2Y naciéronle siete hijos y tres hijas.

3Y su hacienda era siete mil ovejas, y tres mil camellos, y quinientas yuntas de bueyes, y quinientas asnas, y muchísimos criados: y era aquel varón grande más que todos los Orientales.

4E iban sus hijos y hacían banquetes en sus casas, cada uno en su día; y enviaban á llamar sus tres hermanas, para que comiesen y bebiesen con ellos.

5Y acontecía que, habiendo pasado en turno los días del convite, Job enviaba y santificábalos, y levantábase de mañana y ofrecía holocaustos conforme al número de todos ellos. Porque decía Job: Quizá habrán pecado mis hijos, y habrán blasfemado á Dios en sus corazones. De esta manera hacía todos los días.

6Y un día vinieron los hijos de Dios á presentarse delante de Jehová, entre los cuales vino también Satán.

7Y dijo Jehová á Satán: ¿De dónde vienes? Y respondiendo Satán á Jehová, dijo: De rodear la tierra, y de andar por ella.

8Y Jehová dijo á Satán: ¿No has considerado á mi siervo Job, que no hay otro como él en la tierra, varón perfecto y recto, temeroso de Dios, y apartado de mal?

9Y respondiendo Satán á Jehová, dijo: ¿Teme Job á Dios de balde?

10¿No le has tú cercado á él, y á su casa, y á todo lo que tiene en derredor? Al trabajo de sus manos has dado bendición; por tanto su hacienda ha crecido sobre la tierra.

11Mas extiende ahora tu mano, y toca á todo lo que tiene, y verás si no te blasfema en tu rostro.

12Y dijo Jehová á Satán: He aquí, todo lo que tiene está en tu mano: solamente no pongas tu mano sobre él.
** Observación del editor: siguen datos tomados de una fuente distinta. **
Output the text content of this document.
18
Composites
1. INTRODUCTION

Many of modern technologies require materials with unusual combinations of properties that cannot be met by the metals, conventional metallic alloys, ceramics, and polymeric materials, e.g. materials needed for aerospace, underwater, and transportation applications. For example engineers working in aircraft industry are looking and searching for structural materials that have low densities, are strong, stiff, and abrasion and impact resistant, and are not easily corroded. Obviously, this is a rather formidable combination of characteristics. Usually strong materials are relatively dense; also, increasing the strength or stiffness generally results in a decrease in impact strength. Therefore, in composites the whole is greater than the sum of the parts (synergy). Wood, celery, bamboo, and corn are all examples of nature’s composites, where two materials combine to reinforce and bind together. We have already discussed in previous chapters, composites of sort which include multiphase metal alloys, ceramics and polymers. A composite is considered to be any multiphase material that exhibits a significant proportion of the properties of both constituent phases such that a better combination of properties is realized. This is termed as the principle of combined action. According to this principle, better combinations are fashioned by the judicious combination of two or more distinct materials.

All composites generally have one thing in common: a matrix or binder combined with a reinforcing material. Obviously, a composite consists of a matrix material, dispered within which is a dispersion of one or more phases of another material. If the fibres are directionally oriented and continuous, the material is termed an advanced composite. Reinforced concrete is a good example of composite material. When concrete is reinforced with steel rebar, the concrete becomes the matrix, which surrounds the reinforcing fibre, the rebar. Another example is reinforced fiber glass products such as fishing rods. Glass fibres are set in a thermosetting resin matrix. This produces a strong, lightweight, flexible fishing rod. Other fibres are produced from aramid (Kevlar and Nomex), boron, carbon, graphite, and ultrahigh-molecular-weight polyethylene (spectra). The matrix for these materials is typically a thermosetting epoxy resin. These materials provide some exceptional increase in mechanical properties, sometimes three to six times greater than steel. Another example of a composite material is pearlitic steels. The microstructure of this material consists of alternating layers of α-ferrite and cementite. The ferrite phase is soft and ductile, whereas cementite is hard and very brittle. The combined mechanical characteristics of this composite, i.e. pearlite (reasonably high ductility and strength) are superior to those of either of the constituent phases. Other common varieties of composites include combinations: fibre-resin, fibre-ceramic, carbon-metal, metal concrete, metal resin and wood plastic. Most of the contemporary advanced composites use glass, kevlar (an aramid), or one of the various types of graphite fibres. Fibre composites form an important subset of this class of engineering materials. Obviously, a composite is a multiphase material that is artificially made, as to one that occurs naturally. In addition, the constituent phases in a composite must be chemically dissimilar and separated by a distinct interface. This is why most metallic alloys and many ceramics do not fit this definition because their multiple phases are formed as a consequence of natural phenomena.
Y salióse Satán de delante de Jehová.

13Y un día aconteció que sus hijos é hijas comían y bebían vino en casa de su hermano el primogénito,

14Y vino un mensajero á Job, que le dijo: Estando arando los bueyes, y las asnas paciendo cerca de ellos,

15Acometieron los Sabeos, y tomáronlos, é hirieron á los mozos á filo de espada: solamente escapé yo para traerte las nuevas.

16Aun estaba éste hablando, y vino otro que dijo: Fuego de Dios cayó del cielo, que quemó las ovejas y los mozos, y los consumió: solamente escapé yo solo para traerte las nuevas.

17Todavía estaba éste hablando, y vino otro que dijo: Los Caldeos hicieron tres escuadrones, y dieron sobre los camellos, y tomáronlos, é hirieron á los mozos á filo de espada; y solamente escapé yo solo para traerte las nuevas.

18Entre tanto que éste hablaba, vino otro que dijo: Tus hijos y tus hijas estaban comiendo y bebiendo vino en casa de su hermano el primogénito;

19Y he aquí un gran viento que vino del lado del desierto, é hirió las cuatro esquinas de la casa, y cayó sobre los mozos, y murieron; y solamente escapé yo solo para traerte las nuevas.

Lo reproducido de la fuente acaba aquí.